Mike Merrell

Personal information
- Full name: Michael Wayne Merrell
- Nickname: "Mike"
- National team: United States
- Born: June 25, 1973 (age 53) Charlotte, North Carolina, U.S.
- Height: 5 ft 9 in (1.75 m)
- Weight: 155 lb (70 kg)

Sport
- Sport: Swimming
- Strokes: Butterfly
- Club: Trojan Swim Club Mecklenburg Aquatic Club
- College team: University of Southern California

Medal record
Men's swimming
Representing the United States
US Olympic Festival
| Gold medal – first place | 1990 Minneapolis | 100 m butterfly |
| Gold medal – first place | 1990 Minneapolis | 200 m butterfly |
Pan American Games
| Gold medal – first place | 1991 Havana, Cuba | 400 medley relay |
| Silver medal – second place | 1991 Havana, Cuba | 100 m butterfly |
Summer Universiade
| Silver medal – second place | 1995 Fukuoka | 200 m butterfly |

= Mike Merrell =

American swimmer (born 1973)

Michael Wayne Merrell (born June 25, 1973) is an American competition swimmer, one of the world's top butterfliers and a 7-time All-American.

Mike swam at USC under both coach Peter Daland and Mark Schubert. He holds University of Southern California Top Ten Times in both the 100 fly (47.93) and 200 fly (1:44.78), and held the school record in the 200m butterfly for over 20 years until 2016.

In 1994-95, Merrell represented the United States at the Summer Universiade Games in Fukuoka, where he won a silver medal in the 200 fly. He also competed in the 1996 US Olympic Trials where he placed 8th in the 200 fly.

In 1993-94, Merrell represented the United States at the Pan Pacific Games in Kobe, Japan, where he was the consolation winner in both fly events. At the 1994 NCAA Championships, he placed fourth in the 200 fly (1:45.20) and 11th in the 100 fly (48.32). He also help the team to an eighth-place finish in 800 free relay.

In 1992-92, Merrell earned All-America honors for the second straight year after finishing sixth in the 100 fly (47.93) and third in the 200 fly (1:44.93) at the 1993 NCAAs, the highest finish for any USC Trojan at the meet. He was the 1992 U.S. national champion in the 100 meter fly in August 1992 (54.08). He place third (missing a berth on the Olympic team by 2-hundredths of a second) at the 1992 U.S. Olympic Trials in the 200-meter fly.

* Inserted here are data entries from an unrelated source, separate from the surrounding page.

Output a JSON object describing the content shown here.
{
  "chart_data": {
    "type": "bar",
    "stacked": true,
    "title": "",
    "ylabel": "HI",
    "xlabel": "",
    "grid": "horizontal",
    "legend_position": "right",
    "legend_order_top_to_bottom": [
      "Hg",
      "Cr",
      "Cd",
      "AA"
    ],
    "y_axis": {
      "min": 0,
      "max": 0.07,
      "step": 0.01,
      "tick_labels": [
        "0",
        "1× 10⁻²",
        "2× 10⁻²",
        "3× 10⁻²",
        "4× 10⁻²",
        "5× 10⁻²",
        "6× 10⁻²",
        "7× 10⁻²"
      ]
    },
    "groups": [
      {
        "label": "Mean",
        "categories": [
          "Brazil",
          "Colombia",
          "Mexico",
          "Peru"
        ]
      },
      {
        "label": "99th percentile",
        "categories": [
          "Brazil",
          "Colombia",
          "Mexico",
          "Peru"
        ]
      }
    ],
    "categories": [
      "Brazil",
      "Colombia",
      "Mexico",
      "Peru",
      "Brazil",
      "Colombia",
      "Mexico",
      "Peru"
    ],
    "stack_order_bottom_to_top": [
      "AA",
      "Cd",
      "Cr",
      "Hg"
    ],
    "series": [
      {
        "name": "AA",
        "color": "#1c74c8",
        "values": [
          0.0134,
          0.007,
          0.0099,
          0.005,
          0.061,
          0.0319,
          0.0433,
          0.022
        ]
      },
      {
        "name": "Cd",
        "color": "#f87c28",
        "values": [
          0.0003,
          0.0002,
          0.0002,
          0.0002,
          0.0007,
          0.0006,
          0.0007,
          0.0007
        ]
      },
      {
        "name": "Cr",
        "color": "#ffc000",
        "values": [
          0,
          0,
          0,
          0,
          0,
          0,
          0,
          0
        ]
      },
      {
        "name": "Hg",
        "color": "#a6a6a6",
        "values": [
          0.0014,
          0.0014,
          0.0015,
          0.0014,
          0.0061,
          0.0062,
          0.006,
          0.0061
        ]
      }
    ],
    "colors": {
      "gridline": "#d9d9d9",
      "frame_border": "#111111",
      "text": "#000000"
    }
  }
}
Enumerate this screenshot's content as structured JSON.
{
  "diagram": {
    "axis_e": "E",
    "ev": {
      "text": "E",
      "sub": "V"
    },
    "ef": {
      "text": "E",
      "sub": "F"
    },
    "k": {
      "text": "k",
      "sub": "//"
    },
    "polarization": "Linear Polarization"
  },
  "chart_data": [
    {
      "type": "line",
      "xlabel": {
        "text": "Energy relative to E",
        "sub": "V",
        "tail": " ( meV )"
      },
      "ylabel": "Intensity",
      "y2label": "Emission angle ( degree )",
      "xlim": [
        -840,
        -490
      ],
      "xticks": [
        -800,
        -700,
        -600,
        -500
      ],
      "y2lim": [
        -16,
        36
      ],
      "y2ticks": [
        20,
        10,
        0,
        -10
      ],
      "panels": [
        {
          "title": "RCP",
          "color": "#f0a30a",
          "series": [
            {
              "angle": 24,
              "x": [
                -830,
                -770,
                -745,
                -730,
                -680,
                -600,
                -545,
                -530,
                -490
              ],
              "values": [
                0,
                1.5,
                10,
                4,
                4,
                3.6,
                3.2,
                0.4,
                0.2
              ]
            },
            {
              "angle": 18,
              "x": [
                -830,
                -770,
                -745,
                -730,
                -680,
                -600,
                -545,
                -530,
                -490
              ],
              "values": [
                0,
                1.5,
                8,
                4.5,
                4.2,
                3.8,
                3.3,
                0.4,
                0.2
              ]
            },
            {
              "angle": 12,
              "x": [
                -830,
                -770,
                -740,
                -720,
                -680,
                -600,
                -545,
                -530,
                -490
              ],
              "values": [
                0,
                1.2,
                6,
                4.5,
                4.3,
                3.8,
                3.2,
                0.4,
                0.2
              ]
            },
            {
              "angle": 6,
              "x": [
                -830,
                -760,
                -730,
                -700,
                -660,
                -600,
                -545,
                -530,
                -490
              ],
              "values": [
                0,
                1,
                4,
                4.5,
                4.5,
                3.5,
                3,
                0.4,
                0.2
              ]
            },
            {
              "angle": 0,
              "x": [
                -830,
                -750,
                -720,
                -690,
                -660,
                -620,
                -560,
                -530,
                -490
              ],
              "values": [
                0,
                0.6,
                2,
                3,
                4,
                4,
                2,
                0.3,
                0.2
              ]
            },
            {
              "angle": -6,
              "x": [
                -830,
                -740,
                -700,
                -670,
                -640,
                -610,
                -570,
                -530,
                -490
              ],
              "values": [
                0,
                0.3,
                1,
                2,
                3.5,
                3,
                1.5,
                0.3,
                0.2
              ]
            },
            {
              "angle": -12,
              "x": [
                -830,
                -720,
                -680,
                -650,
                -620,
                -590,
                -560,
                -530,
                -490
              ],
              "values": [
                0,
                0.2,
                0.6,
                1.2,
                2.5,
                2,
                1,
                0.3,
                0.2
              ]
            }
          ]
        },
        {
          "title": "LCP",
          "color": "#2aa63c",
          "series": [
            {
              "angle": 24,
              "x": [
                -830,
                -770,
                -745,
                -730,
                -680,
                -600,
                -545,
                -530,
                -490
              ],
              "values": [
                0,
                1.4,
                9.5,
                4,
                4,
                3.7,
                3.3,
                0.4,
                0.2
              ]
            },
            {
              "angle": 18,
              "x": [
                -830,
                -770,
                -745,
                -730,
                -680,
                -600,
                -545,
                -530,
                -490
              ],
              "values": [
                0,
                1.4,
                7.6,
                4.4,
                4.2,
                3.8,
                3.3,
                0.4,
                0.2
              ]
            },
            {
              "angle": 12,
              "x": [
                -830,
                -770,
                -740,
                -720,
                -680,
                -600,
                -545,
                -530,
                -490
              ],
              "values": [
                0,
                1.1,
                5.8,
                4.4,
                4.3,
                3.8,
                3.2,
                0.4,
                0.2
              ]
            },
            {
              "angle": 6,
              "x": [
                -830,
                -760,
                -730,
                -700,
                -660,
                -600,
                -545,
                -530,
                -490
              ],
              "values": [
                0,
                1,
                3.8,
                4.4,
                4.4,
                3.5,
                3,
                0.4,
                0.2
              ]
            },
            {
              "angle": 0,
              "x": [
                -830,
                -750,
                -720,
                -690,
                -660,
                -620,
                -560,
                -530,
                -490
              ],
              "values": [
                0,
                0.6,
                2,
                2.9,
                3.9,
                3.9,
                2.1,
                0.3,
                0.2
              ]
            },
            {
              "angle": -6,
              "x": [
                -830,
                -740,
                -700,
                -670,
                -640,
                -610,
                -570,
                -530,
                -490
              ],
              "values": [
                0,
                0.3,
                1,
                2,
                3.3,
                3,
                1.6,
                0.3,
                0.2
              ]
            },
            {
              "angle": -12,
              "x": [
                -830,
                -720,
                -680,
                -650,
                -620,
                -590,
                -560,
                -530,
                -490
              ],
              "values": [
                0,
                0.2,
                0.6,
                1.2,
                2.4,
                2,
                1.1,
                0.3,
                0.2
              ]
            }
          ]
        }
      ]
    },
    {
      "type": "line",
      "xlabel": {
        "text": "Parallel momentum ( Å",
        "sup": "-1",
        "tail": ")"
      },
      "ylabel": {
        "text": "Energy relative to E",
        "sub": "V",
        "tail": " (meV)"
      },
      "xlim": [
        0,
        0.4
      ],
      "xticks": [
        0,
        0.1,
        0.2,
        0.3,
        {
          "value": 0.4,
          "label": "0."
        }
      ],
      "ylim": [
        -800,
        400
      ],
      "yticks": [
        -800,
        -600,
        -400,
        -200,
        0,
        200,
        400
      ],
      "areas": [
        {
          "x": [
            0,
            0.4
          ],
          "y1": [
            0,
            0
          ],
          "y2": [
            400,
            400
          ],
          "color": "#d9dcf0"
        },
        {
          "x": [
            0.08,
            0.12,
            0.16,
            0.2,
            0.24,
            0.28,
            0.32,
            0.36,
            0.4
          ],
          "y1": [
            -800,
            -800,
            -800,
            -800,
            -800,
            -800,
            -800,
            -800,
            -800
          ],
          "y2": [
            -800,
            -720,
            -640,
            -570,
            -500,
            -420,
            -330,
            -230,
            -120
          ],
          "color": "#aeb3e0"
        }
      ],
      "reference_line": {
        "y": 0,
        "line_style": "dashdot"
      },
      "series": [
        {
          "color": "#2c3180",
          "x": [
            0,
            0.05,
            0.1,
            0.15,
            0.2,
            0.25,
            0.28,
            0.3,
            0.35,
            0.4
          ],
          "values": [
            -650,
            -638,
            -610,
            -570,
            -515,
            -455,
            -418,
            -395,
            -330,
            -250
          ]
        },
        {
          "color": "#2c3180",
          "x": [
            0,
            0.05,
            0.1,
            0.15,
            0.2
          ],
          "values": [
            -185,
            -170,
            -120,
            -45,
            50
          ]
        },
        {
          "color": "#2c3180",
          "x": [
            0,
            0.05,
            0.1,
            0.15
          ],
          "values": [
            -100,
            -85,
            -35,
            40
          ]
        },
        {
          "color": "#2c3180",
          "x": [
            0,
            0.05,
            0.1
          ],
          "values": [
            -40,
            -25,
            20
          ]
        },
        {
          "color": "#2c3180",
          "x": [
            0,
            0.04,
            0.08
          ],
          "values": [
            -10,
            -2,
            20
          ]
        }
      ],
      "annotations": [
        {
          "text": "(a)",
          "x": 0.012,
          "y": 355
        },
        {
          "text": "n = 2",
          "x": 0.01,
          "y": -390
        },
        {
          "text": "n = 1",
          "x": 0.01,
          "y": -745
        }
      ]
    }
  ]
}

In 1991-92, Merrell earned All-America honors by finishing third in the 200-yard fly at the 1992 NCAA Championships (1:45:22). Also at the NCAAs, he swam legs on USC's 200 and 400 medley relays. Merrell was the fastest collegian at the 1992 Olympic Trials in the 200-meter fly, setting a USC record of 1:59:86, good for third place. Ironically, his winning time of 54:08 in the 100 fly at the 1992 Summer Nationals would have earned him a spot on the 1992 Olympic Team. He also placed third in the 200-meter fly at U.S. Nationals. His first international experience was a success: In 1992, Merrell won a gold and silver medal in the 400 medley relay and 100 meter fly (54.06), respectively, as the PanAm Games in Havana, Cuba.

In high school, Merrell was selected to the 1991 USA Junior National Team that competed in Canada and traveled with the 1990 U.S. Junior National Team to France and Germany. He was a 2-event gold medalist at the 1990 [Olympic Festival], including setting a Festival record in the 100-meter fly (54.97) and was the meet's high points scorer. Merrell was one of the top high school butterfliers throughout his career at South Mecklenburg High, winning North Carolina state titles in the 100 fly in 1990 and 1991 and being named North Carolina Swimmer of the Year. He also earned high school All-America honors in 1989, 1990 and 1991. In the age group rankings, he was the nation's top 17-18 year old in the 100 fly in 1990 and was world-ranked in both the 100-meter fly and 200-meter fly (2:01.44) in 1990.

Personal records:

- 100-yard fly: .......48.11
- 100-meter fly: ......53.74
- 200-yard fly: .....1:44.93
- 200-meter fly: ... 1:59.45
- 200-yard IM: ......1:49.39
- 400-yard IM: ......4:06.10

Merrell currently lives in Marin County, California, with his wife Erika and their three sons: Chase, Cooper, and Brody. He is Head Coach for the Lucas Valley Lightning Swim Team in San Rafael, CA which is part of the Marin Swim League.